There may also be a cultural disconnect. For some participants, it takes a lot of encouragement and hand-holding at the start of these courses to get them into a rhythm and comfortable and trustful of the process enough to fully engage. Some come in believing that they need to do very little to participate, and still expect to walk away with a certificate, or they do not realize that our virtual learning courses involve quite a bit of moderator (teacher) and peer interaction. We have people across the globe who are vested in the outcome of the learning of each of our participants. We are always here to help, and do not let anyone without a very good excuse fall through the cracks. We like to believe that the people running the courses are not only experts in the field, but good instructors who are driven by the altruism of international knowledge-sharing above all, and have the ultimate goal of locally empowered people.

Content Disconnect

Finally, we are always trying to make things more interesting to keep our participants engaged. New this year, for each course we have a self-moderated quiz so participants can test their knowledge and check where they need to learn more. In addition to the open-ended discussion questions, participants will be required to provide 1-2 paragraph weekly summaries of what they feel to have been the most important points covered in the course that week and relate this to their national and work environment for each course. Moderators will review the responses and guide participants to not just rehash what has been taught, but to analyze how the material they were taught can be applied to their own situations. Except in very sensitive situations, this is shared with peers online.

Each course has a mandatory peer review. Moderators are being asked to pair students up to consider each other’s responses and provide critical feedback. Participation in the peer-to-peer review is compulsory and may occur in the form of interviews, problem solving, or case studies. 

Moderators may provide listening exercises, in which students view or listen to recordings of speeches by policymakers, multilaterals, CSOs, private sector reps, unions, constituents, etc. and make a comparison of points on the discussion. The comparison is made public and a discussion follows.
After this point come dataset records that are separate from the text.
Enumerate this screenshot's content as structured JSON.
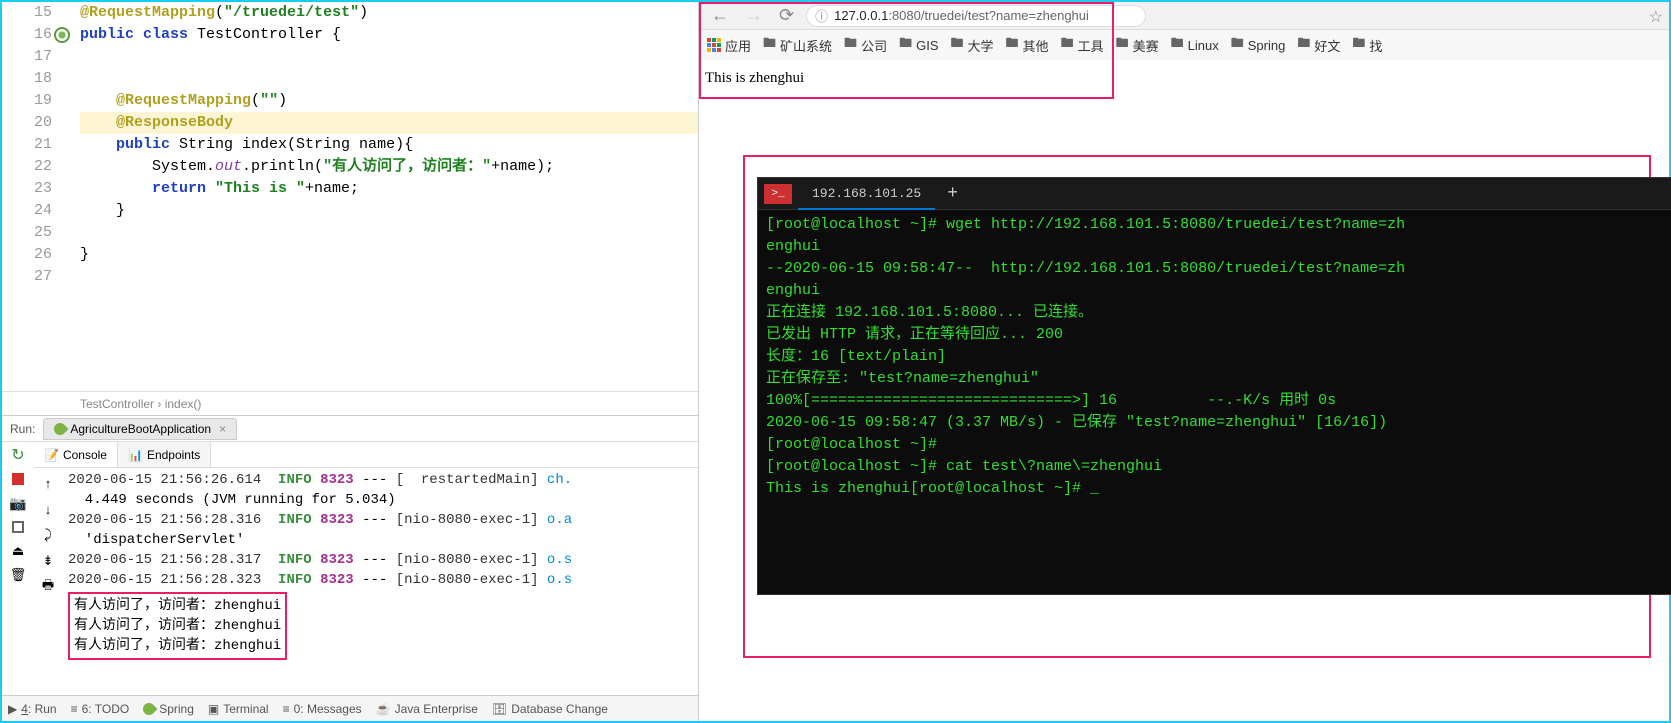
{
  "ide": {
    "gutter_lines": [
      "15",
      "16",
      "17",
      "18",
      "19",
      "20",
      "21",
      "22",
      "23",
      "24",
      "25",
      "26",
      "27"
    ],
    "code": {
      "l15_ann": "@RequestMapping",
      "l15_str": "\"/truedei/test\"",
      "l16_kw1": "public ",
      "l16_kw2": "class ",
      "l16_cls": "TestController {",
      "l19_ann": "@RequestMapping",
      "l19_str": "\"\"",
      "l20_ann": "@ResponseBody",
      "l21_kw": "public ",
      "l21_sig": "String index(String name){",
      "l22_pre": "        System.",
      "l22_out": "out",
      "l22_mid": ".println(",
      "l22_str": "\"有人访问了，访问者：\"",
      "l22_end": "+name);",
      "l23_kw": "return ",
      "l23_str": "\"This is \"",
      "l23_end": "+name;",
      "l24": "    }",
      "l26": "}"
    },
    "breadcrumb": {
      "cls": "TestController",
      "sep": " › ",
      "method": "index()"
    },
    "run_label": "Run:",
    "run_tab": "AgricultureBootApplication",
    "console_tab": "Console",
    "endpoints_tab": "Endpoints",
    "log_lines": [
      {
        "ts": "2020-06-15 21:56:26.614",
        "level": "INFO",
        "pid": "8323",
        "thread": "[  restartedMain]",
        "cls": "ch."
      },
      {
        "plain": "  4.449 seconds (JVM running for 5.034)"
      },
      {
        "ts": "2020-06-15 21:56:28.316",
        "level": "INFO",
        "pid": "8323",
        "thread": "[nio-8080-exec-1]",
        "cls": "o.a"
      },
      {
        "plain": "  'dispatcherServlet'"
      },
      {
        "ts": "2020-06-15 21:56:28.317",
        "level": "INFO",
        "pid": "8323",
        "thread": "[nio-8080-exec-1]",
        "cls": "o.s"
      },
      {
        "ts": "2020-06-15 21:56:28.323",
        "level": "INFO",
        "pid": "8323",
        "thread": "[nio-8080-exec-1]",
        "cls": "o.s"
      }
    ],
    "highlighted_output": [
      "有人访问了，访问者：zhenghui",
      "有人访问了，访问者：zhenghui",
      "有人访问了，访问者：zhenghui"
    ],
    "bottom_bar": {
      "run": "4: Run",
      "todo": "6: TODO",
      "spring": "Spring",
      "terminal": "Terminal",
      "messages": "0: Messages",
      "javaee": "Java Enterprise",
      "db": "Database Change"
    }
  },
  "browser": {
    "url_host": "127.0.0.1",
    "url_rest": ":8080/truedei/test?name=zhenghui",
    "bookmarks": [
      "应用",
      "矿山系统",
      "公司",
      "GIS",
      "大学",
      "其他",
      "工具",
      "美赛",
      "Linux",
      "Spring",
      "好文",
      "找"
    ],
    "page_text": "This is zhenghui"
  },
  "terminal": {
    "tab_title": "192.168.101.25",
    "lines": [
      "[root@localhost ~]# wget http://192.168.101.5:8080/truedei/test?name=zh",
      "enghui",
      "--2020-06-15 09:58:47--  http://192.168.101.5:8080/truedei/test?name=zh",
      "enghui",
      "正在连接 192.168.101.5:8080... 已连接。",
      "已发出 HTTP 请求，正在等待回应... 200",
      "长度：16 [text/plain]",
      "正在保存至: \"test?name=zhenghui\"",
      "",
      "100%[=============================>] 16          --.-K/s 用时 0s",
      "",
      "2020-06-15 09:58:47 (3.37 MB/s) - 已保存 \"test?name=zhenghui\" [16/16])",
      "",
      "[root@localhost ~]#",
      "[root@localhost ~]# cat test\\?name\\=zhenghui",
      "This is zhenghui[root@localhost ~]# _"
    ]
  }
}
If there is a relevant current event happening, moderators may keep things current by directly asking participants to answer discussion questions about it and ask participants to take on the role of some stakeholder regarding the issue. Or participants themselves may be asked to make a video with a peer in responses to a news article, acting as the newsperson and the various people involved in the issue/crisis/debate.

And we are suggesting to some very motivated moderators to incorporate problem solving exercises using data or qualitative analysis collected using sources such as the WDR, EdStats, or USAID, for example.

Conclusion

Distance learning requires quite a bit of motivation from the students. It is our job to help them remember why it is important and to keep the course content and learning experience as compelling as possible. We must be flexible on time lines with all of our students, and continue to attempt to use innovative ways to share knowledge among participants. For critical thinking, this learning program continues to be one of the best and most in-demand learning programs for parliamentary staff for a reason. We are committed to keeping it interesting and keeping our parliamentary participants engaged so that we can collectively achieve long-term impact in transforming parliaments.